Holding its first National Assembly elections in 2008, it was a mark of transition for Bhutan from an absolute monarchy to a constitutional monarchy. The Constitution of the Kingdom of Bhutan states that it shall be a Democratic Constitutional Monarchy, becoming one of the youngest democracies in the world.
The government has a bicameral system. The upper house is the National Council, known as Gyelyong Tshogde. It consists of twenty-five members; twenty of which are elected by voters, one from each of the twenty Dzongkhags (districts); the remaining five are nominated by the Druk Gyalpo (king of Bhutan). Not a single candidate or member should belong to any political party.
The lower house is the National Assembly, known as the Tshogdu, with a maximum of fifty-five members, elected from each Dzongkhag in proportion to its population but no Dzongkhag shall have less than two or more than seven members.

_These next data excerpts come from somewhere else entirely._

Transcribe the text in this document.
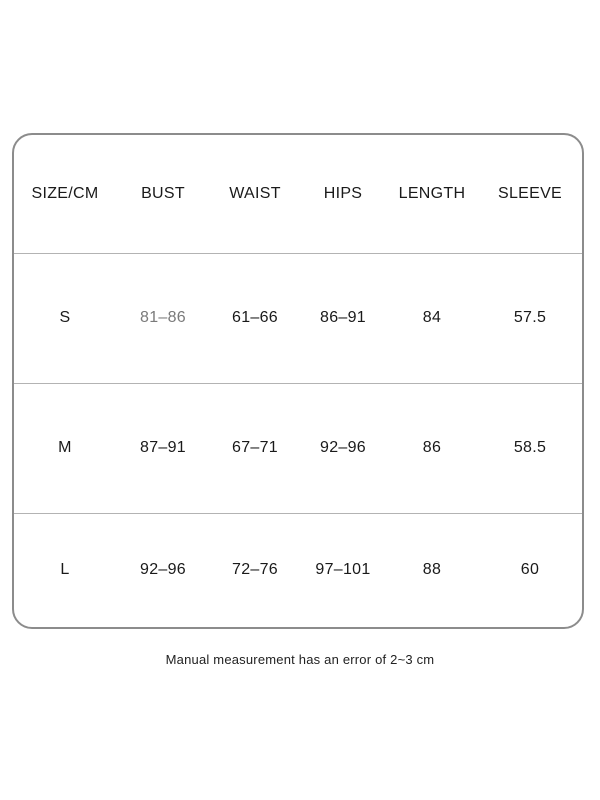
SIZE/CM	BUST	WAIST	HIPS	LENGTH	SLEEVE
S	81–86	61–66	86–91	84	57.5
M	87–91	67–71	92–96	86	58.5
L	92–96	72–76	97–101	88	60
Manual measurement has an error of 2~3 cm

Elections follow the ‘first past the post’ system in two rounds. In the initial round, the polls are conducted among all parties, without any party being allowed to field candidates. The two parties with the highest number of votes would be able to compete in parliamentary seats in the general election. The winning party forms the government, headed by a prime minister; while the losing party forms the National Assembly.
Independent candidates are not permitted to contest in the National Assembly elections. For the National Council and local governments, on the other hand, only those not affiliated with any political parties are allowed to partake in the elections.
It is required of the candidates for the parliamentary elections to be a university degree holder, not older than 65 years of age and should be married only to a citizen of Bhutan. It is prohibited to elect civil servants.